Artgerechte Ernährung


Zwerggarnelen sind Allesfresser und verspeisen sowohl pflanzliche als auch tierische Kost. Sie nehmen ebenso lebendige Kleinkrebse wie Cyclops, als auch toten Organismen, Algen und Pflanzen zu sich. Um zu verstehen, was auf den Speiseplan der Süßwassergarnelen gehört, haben wir bei der Futterherstellung einen Blick auf die natürlichen Habitate der Tiere geworfen. Denn das richtige Garnelenfutter ist extrem wichtig für die Gesundheit der Tiere.


Allesfresser


Zwergarnelen sind keine großen Jäger und müssen sich im Gegensatz zu Flusskrebsen oder Großarmgarnelen ganz anders ernähren. Die Tiere sind Allesfresser und durchsuchen überwiegend den Bodengrund nach Fressbarem, wobei sie jegliche organische Nahrung wie Mikroorganismen, beispielsweise Einzeller, Bakterien, aber auch Algen die auf Steinen oder Wurzeln wachsen aufnehmen.

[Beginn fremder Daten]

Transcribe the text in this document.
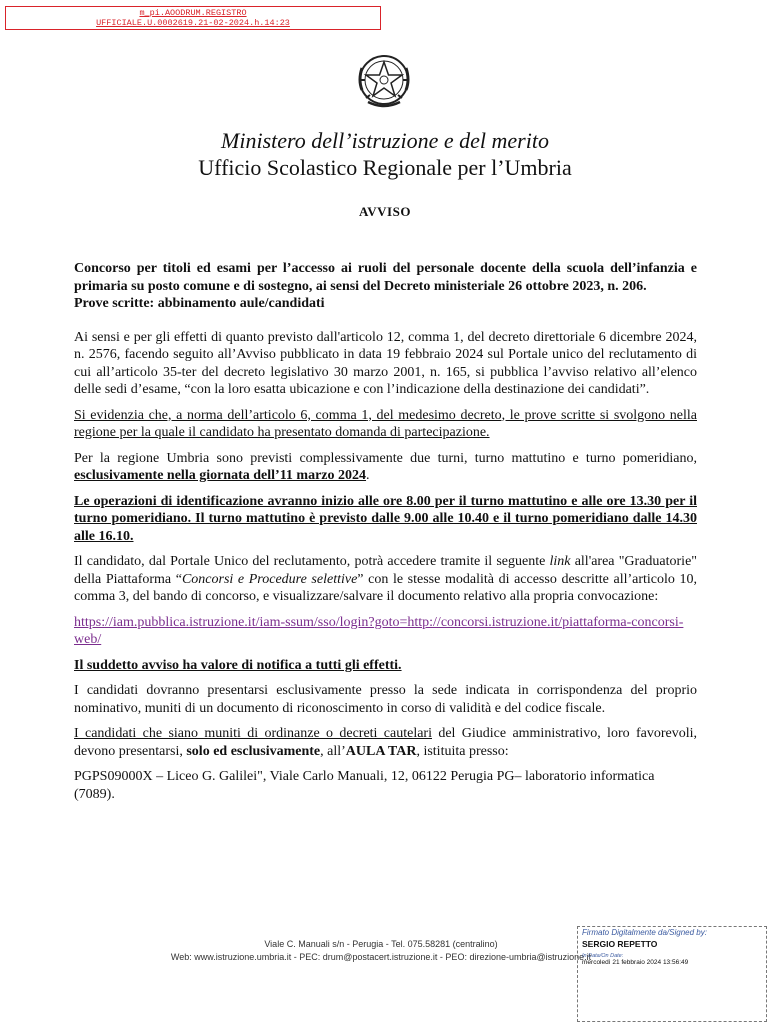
m_pi.AOODRUM.REGISTRO
UFFICIALE.U.0002619.21-02-2024.h.14:23
Ministero dell’istruzione e del merito
Ufficio Scolastico Regionale per l’Umbria
AVVISO

Concorso per titoli ed esami per l’accesso ai ruoli del personale docente della scuola dell’infanzia e primaria su posto comune e di sostegno, ai sensi del Decreto ministeriale 26 ottobre 2023, n. 206.
Prove scritte: abbinamento aule/candidati

Ai sensi e per gli effetti di quanto previsto dall'articolo 12, comma 1, del decreto direttoriale 6 dicembre 2024, n. 2576, facendo seguito all’Avviso pubblicato in data 19 febbraio 2024 sul Portale unico del reclutamento di cui all’articolo 35-ter del decreto legislativo 30 marzo 2001, n. 165, si pubblica l’avviso relativo all’elenco delle sedi d’esame, “con la loro esatta ubicazione e con l’indicazione della destinazione dei candidati”.

Si evidenzia che, a norma dell’articolo 6, comma 1, del medesimo decreto, le prove scritte si svolgono nella regione per la quale il candidato ha presentato domanda di partecipazione.

Per la regione Umbria sono previsti complessivamente due turni, turno mattutino e turno pomeridiano, esclusivamente nella giornata dell’11 marzo 2024.

Le operazioni di identificazione avranno inizio alle ore 8.00 per il turno mattutino e alle ore 13.30 per il turno pomeridiano. Il turno mattutino è previsto dalle 9.00 alle 10.40 e il turno pomeridiano dalle 14.30 alle 16.10.

Il candidato, dal Portale Unico del reclutamento, potrà accedere tramite il seguente link all'area "Graduatorie" della Piattaforma “Concorsi e Procedure selettive” con le stesse modalità di accesso descritte all’articolo 10, comma 3, del bando di concorso, e visualizzare/salvare il documento relativo alla propria convocazione:

https://iam.pubblica.istruzione.it/iam-ssum/sso/login?goto=http://concorsi.istruzione.it/piattaforma-concorsi-web/

Il suddetto avviso ha valore di notifica a tutti gli effetti.

I candidati dovranno presentarsi esclusivamente presso la sede indicata in corrispondenza del proprio nominativo, muniti di un documento di riconoscimento in corso di validità e del codice fiscale.

I candidati che siano muniti di ordinanze o decreti cautelari del Giudice amministrativo, loro favorevoli, devono presentarsi, solo ed esclusivamente, all’AULA TAR, istituita presso:

PGPS09000X – Liceo G. Galilei", Viale Carlo Manuali, 12, 06122 Perugia PG– laboratorio informatica (7089).

Viale C. Manuali s/n - Perugia - Tel. 075.58281 (centralino)
Web: www.istruzione.umbria.it - PEC: drum@postacert.istruzione.it - PEO: direzione-umbria@istruzione.it
Firmato Digitalmente da/Signed by:
SERGIO REPETTO
In Data/On Date:
mercoledì 21 febbraio 2024 13:56:49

Oft gehören auch von Bäumen fallende Blätter (Laub) und reife Früchte die von am Uferstehenden Bäumen in das Wasser fallen genauso zum Speiseplan wie im Wasser wachsende Pflanzen. Kleine Krebse wie Cyclops, tote Fische oder andere im wasserlebende verstorbene Tiere liefern Fette sowie Ballaststoffe und andere im Verdauungsapparat der “Beute” enthaltene Nährstoffe. Garnelen weisen einen Verdauungsapparat auf der diese Nährstoffe und Proteine optimal assimiliert.

 

Gerade im Aquarium kommt es bei höherem Besatz jedoch schnell zu Futtermangel. Finden die Tiere neben den Hauptmahlzeiten nicht ausreichend Nahrung, leert sich auch das Verdauungssystem recht schnell und die lebensnotwendige Protein- und Nährstoffaufnahme findet nur noch unzureichend statt und es fehlen durch diese "Hungerzeiten" dauerhaft bestimmte Stoffe was zu einer Mangelversorgung führt. Folge sind Mangelerscheinungen, die Fähigkeit des Körpers zur Immunabwehr wird herabgesetzt und die Tiere sind anfälliger für Krankheiten.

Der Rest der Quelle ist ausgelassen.